On sait moins à quelle fréquence il se manifeste et quelle est sa gravité chez les patients.
Pour en savoir plus, les chercheurs ont interrogé un groupe diversifié de 25 professionnels de la santé, patients et soignants sur l'épuisement professionnel des patients lors d'une conférence sur la médecine X à l'Université de Stanford. Il est intéressant de noter que le groupe comprenait des prestataires qui s'identifiaient comme des patients chroniques.
Hughes soutient cette approche.
"Il s'agit d'une étude qui incite à la réflexion, éclairée par une expérience d'atelier collaboratif entre prestataires et patients [qui] ajoute une dimension intéressante à notre compréhension de la gestion des maladies chroniques d'une manière centrée sur le patient."
Cette stratégie peut également aider les patients à s'impliquer davantage.
"Le fait de voir le patient comme un membre de l'équipe qui s'occupe de ses propres soins ouvre la dimension de l'épuisement professionnel dans leur rôle de soignants pour eux-mêmes", déclare Hughes, dont la plus récente publication sur l'épuisement professionnel est un rapport du 16 novembre sur la façon dont la pandémie de COVID-19 a contribué à l'épuisement des professionnels de la santé.

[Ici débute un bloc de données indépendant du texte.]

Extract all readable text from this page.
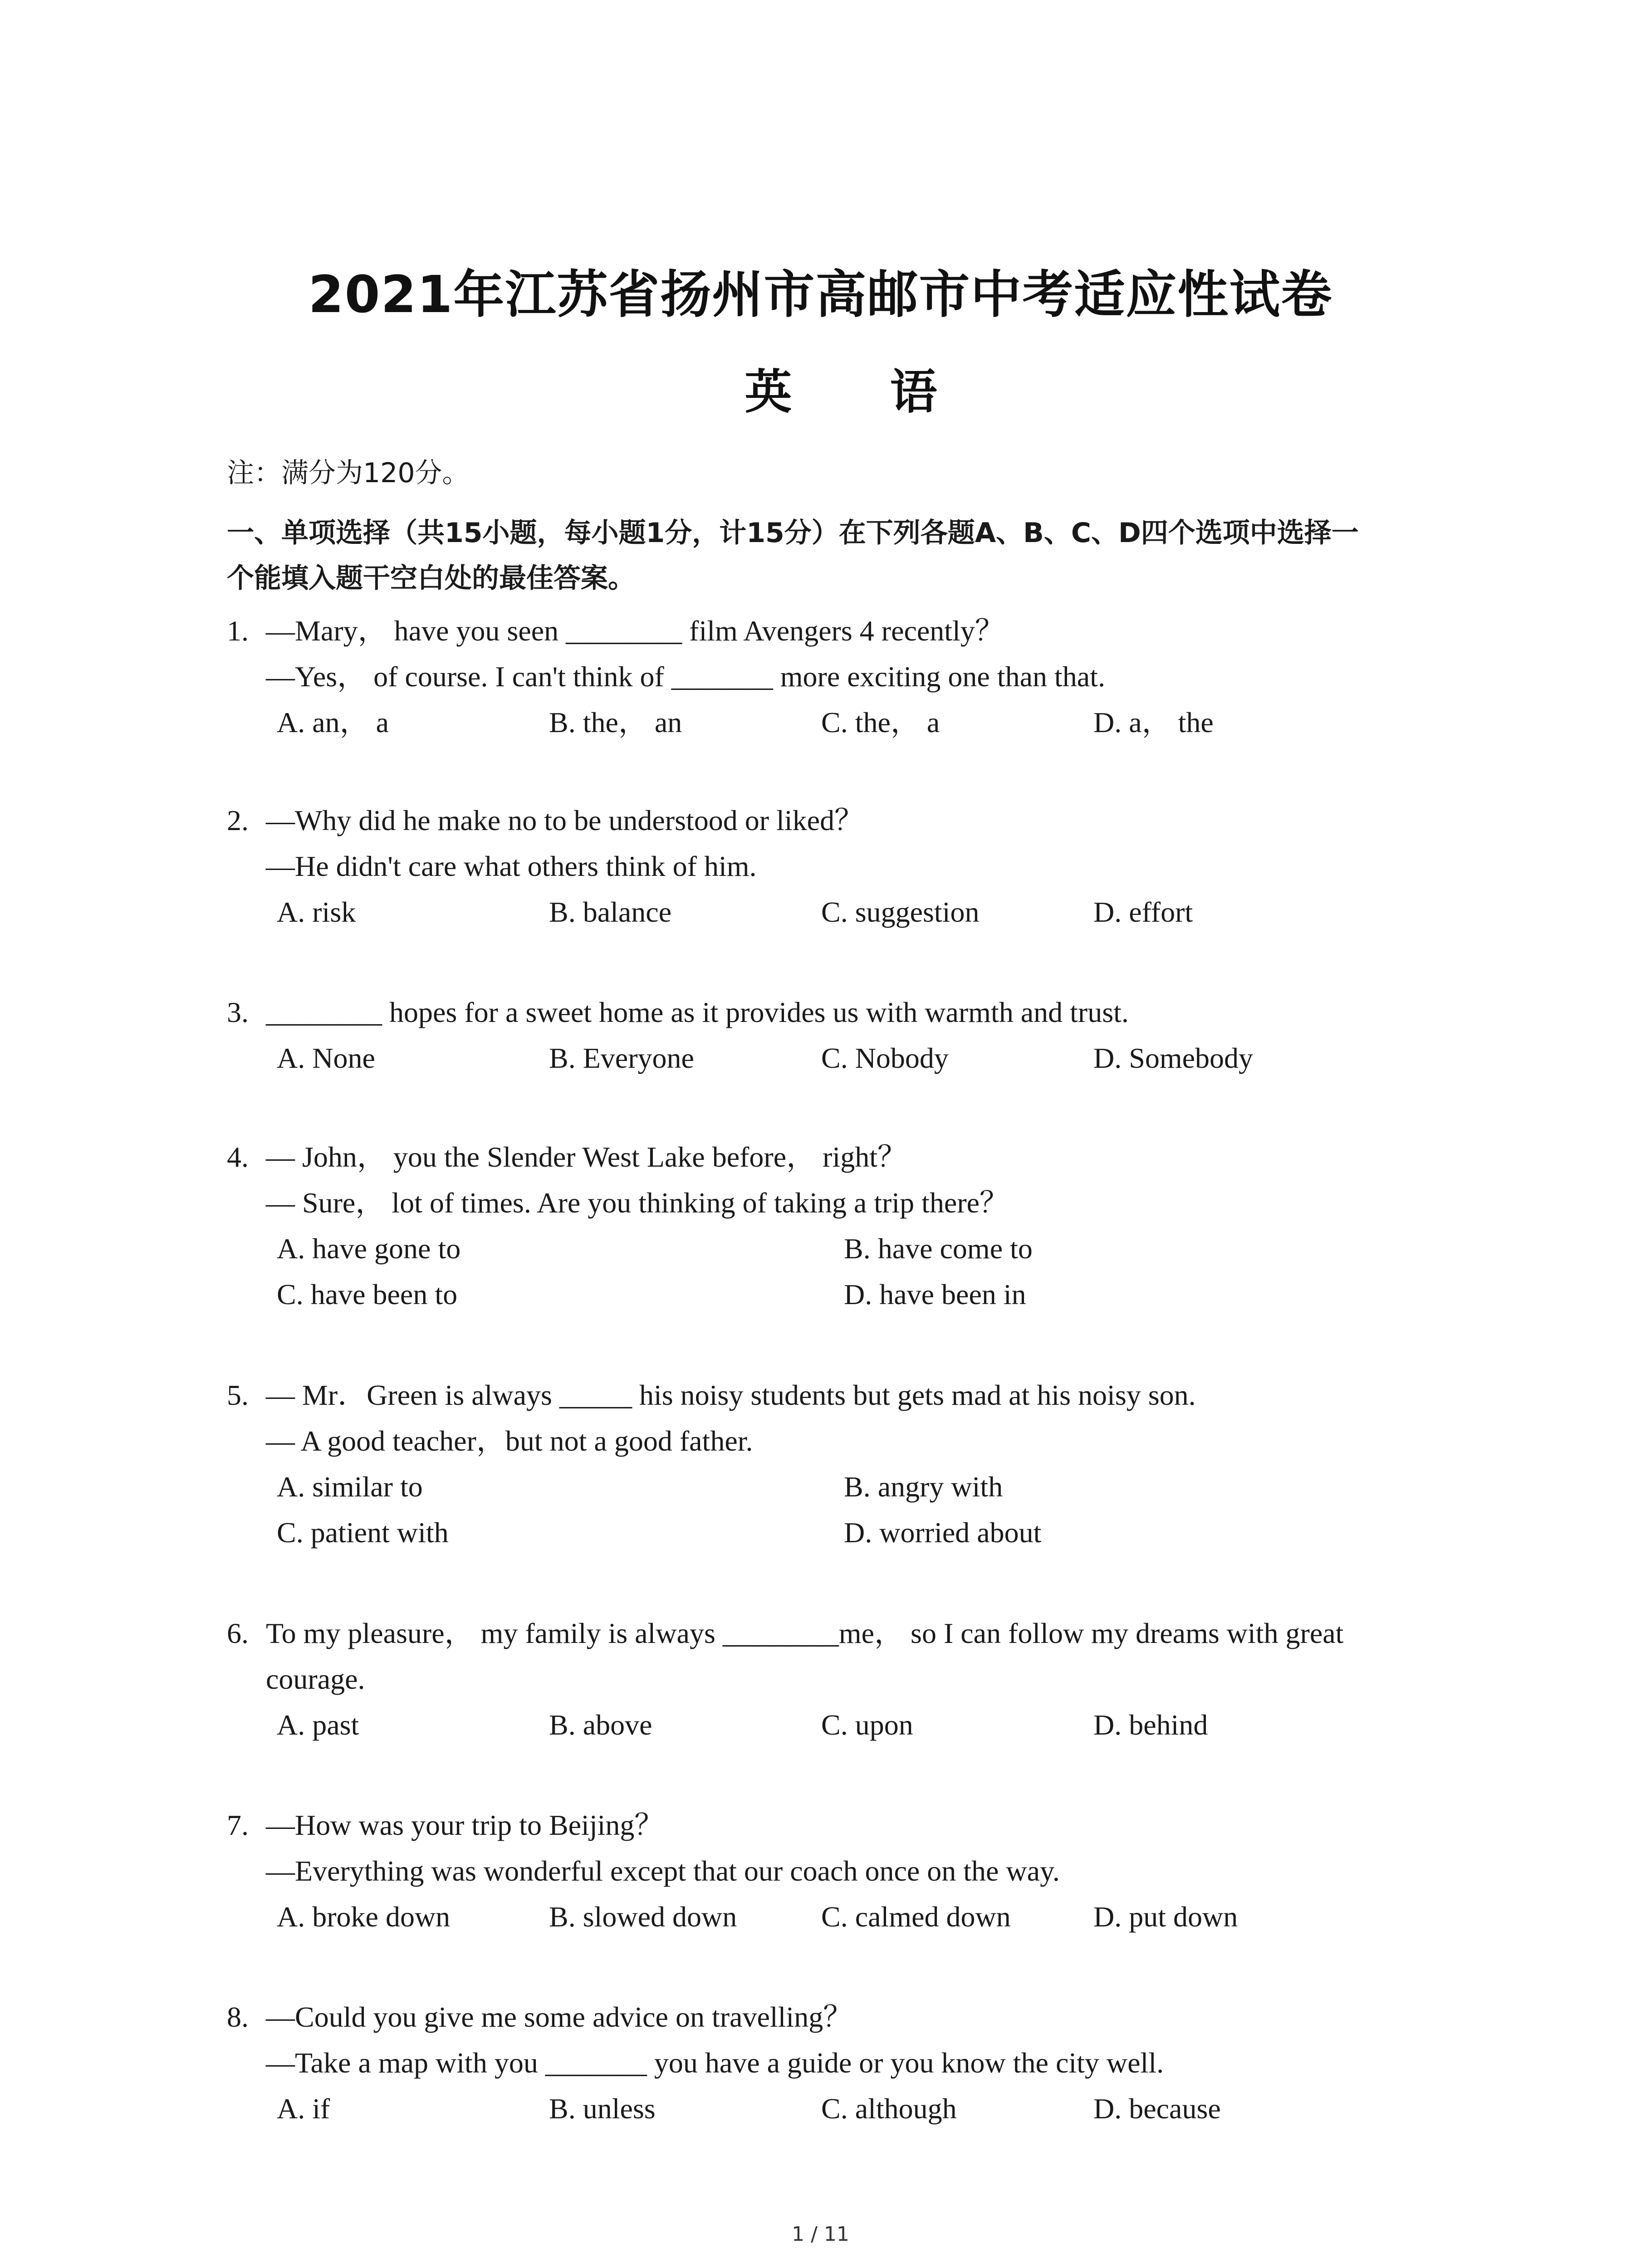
2021年江苏省扬州市高邮市中考适应性试卷
英 语
注：满分为120分。
一、单项选择（共15小题，每小题1分，计15分）在下列各题A、B、C、D四个选项中选择一
个能填入题干空白处的最佳答案。
1. —Mary， have you seen ________ film Avengers 4 recently？
—Yes， of course. I can't think of _______ more exciting one than that.
A. an， a	B. the， an	C. the， a	D. a， the
2. —Why did he make no to be understood or liked？
—He didn't care what others think of him.
A. risk	B. balance	C. suggestion	D. effort
3. ________ hopes for a sweet home as it provides us with warmth and trust.
A. None	B. Everyone	C. Nobody	D. Somebody
4. — John， you the Slender West Lake before， right？
— Sure， lot of times. Are you thinking of taking a trip there？
A. have gone to	B. have come to
C. have been to	D. have been in
5. — Mr．Green is always _____ his noisy students but gets mad at his noisy son.
— A good teacher，but not a good father.
A. similar to	B. angry with
C. patient with	D. worried about
6. To my pleasure， my family is always ________me， so I can follow my dreams with great
courage.
A. past	B. above	C. upon	D. behind
7. —How was your trip to Beijing？
—Everything was wonderful except that our coach once on the way.
A. broke down	B. slowed down	C. calmed down	D. put down
8. —Could you give me some advice on travelling？
—Take a map with you _______ you have a guide or you know the city well.
A. if	B. unless	C. although	D. because
1 / 11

Le diabète en est un bon exemple
L'idée du modèle de la dyade d'épuisement professionnel est venue de Mme Martinez-Hollingsworth, qui essayait de comprendre la rupture de la communication entre le patient et le soignant pendant le traitement du diabète.
Les personnes atteintes de diabète risquent de s'épuiser, surtout lorsqu'il s'agit de directives relatives au mode de vie ou au traitement.
"C'est une chose quotidienne qui affecte chacune des décisions que vous prenez tout au long de la journée : La quantité d'exercice que vous faites, la quantité de sommeil que vous avez, si vous mangez, et la quantité que vous mangez", dit-elle.
"Prétendre que cela est moins fatigant que le traitement du diabète, qui est également épuisant pour les prestataires, me semble être une vision très simplifiée."
Explications sociales de l'épuisement professionnel
Lors de l'évaluation de l'épuisement professionnel, il est également important de tenir compte des facteurs sociaux qui déterminent la santé des patients, selon Mme Martinez-Hollingsworth. Les personnes issues de communautés traditionnellement déplacées peuvent présenter un risque plus élevé d'épuisement professionnel, car elles peuvent manquer des ressources qui aident les autres patients à se procurer les médicaments nécessaires à la gestion de leurs problèmes de santé chroniques.
"Il faut espérer que cette compréhension commune et cet espace de communication ouvert amélioreront la confiance, qui est l'un des plus grands défis", dit-elle.
Selon Mme Martinez-Hollingsworth, certains professionnels de la santé ont toujours considéré le non-respect des règles comme un manquement moral.
"Mais nous ne reconnaissons pas toutes les nombreuses étapes qui les ont conduits à se retrouver dans cette position. Il est essentiel de reconnaître que certains patients se présentent avec un historique d'opportunités de confiance perdues ou de disparités que la personne a endossé tout au long de sa vie."
"Mais tout ce que nous voyons, c'est qu'ils arrivent en retard à chaque rendez-vous", ajoute Mme Martinez-Hollingsworth.
Une solution potentielle consiste à recruter davantage de professionnels de la santé issus des mêmes communautés.
"Si vous obtenez un patient de ce milieu que vous devez gérer, mais que vous êtes également un fournisseur de ce milieu," cela peut améliorer la compréhension de la gestion des maladies des patients et des défis liés à l'épuisement professionnel.